C’era una volta – Quando la psicologia diventa fiaba
C’erano una volta tre civette. Le conoscerete già tutti. Dai, sono proprio loro. Quelle tre che facevano l’amore con la figlia del dottore.
E’ una filastrocca che ci insegnano da bambini e che ci resta nella testa per tutta la vita. Da piccoli la usavamo per fare la conta, quando si trattava di decidere chi dovesse rincorrere gli altri ad “acchiapparella” o a chi toccasse scontare una penitenza. “Amba-raba-cicci-coccò”: e l’ultimo su cui si puntava il dito era l’eletto.
Quando cresciamo il gioco della conta non ci serve più e anche la filastrocca viene accantonata.
L’altro giorno riflettevo sul suo significato. Ci sono domande che da piccola non ti fai, perché “chi se ne frega, io voglio giocare”, e che da grande qualche curiosità la stimolano.
Per esempio, mi domando cosa ci facciano tre civette sul comò. Di certo la stanza deve essere buia, perché a loro la luce non piace.

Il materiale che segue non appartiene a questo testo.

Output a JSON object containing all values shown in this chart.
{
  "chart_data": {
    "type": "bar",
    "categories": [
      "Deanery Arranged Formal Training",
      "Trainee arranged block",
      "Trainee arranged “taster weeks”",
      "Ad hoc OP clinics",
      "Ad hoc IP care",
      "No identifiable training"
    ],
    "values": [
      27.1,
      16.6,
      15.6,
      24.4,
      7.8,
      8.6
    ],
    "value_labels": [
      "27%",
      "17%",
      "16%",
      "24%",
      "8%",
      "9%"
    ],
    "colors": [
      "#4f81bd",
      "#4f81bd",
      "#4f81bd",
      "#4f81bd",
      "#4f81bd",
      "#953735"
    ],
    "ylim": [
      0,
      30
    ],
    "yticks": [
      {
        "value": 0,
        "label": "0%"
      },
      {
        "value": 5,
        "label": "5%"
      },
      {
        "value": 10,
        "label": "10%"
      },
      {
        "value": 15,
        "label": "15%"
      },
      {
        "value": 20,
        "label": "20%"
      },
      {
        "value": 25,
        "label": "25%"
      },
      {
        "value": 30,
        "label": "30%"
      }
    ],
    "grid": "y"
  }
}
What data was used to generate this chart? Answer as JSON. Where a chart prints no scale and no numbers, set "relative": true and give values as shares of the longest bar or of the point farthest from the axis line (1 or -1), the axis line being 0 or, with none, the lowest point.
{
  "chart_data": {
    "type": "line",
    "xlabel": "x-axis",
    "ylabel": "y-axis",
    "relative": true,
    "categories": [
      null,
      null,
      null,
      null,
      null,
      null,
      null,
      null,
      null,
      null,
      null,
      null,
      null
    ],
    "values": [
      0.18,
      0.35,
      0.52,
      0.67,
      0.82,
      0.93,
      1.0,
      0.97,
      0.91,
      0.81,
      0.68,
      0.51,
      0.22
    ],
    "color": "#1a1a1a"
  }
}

E, proprio nel buio, si divertono a fare l’amore… ma non tra di loro: con la figlia del dottore!
Allora mi chiedo ancora come possano degli animali organizzare sesso di gruppo con un umano, tra l’altro donna.
Senza entrare nei particolari, mi è sorto poi l’interrogativo più scompigliato. Cosa importa alle civette, mentre fanno l’amore con la figlia del dottore, che il dottore si ammali? Voglio dire… il dottore in questa filastrocca non ha ruoli per interferire. Eppure ce la fa comunque: appena si ammala, la filastrocca si chiude.
Così è anche nella vita. Capita che iniziamo a fare qualcosa, che ci sembra insensata ma che ci fa davvero piacere, quando all’improvviso qualcosa di esterno mette in subbuglio tutto. Qualcosa di assurdo, come la malattia di un dottore. Che sembra il colmo e che ti mette a terra.
Le cose accadono perché devono accadere e, quando accadono, lo fanno per bene.
E aggiungo. Non c’era un finale per quella filastrocca ma, se ci fosse stato, probabilmente le civette sarebbero rimaste sul comò ad aspettare che il dottore guarisse o a sperare che decedesse quanto prima, per riprendere ciò che stavano facendo.
Qualche imprevisto ogni tanto ci fa anche bene, per fermarci e chiederci se vogliamo continuare. O se vale la pena andarsene, trasformando il subbuglio in un’occasione di cambiamento.
Il mio comò è comunque pieno di roba, civette. Andate altrove.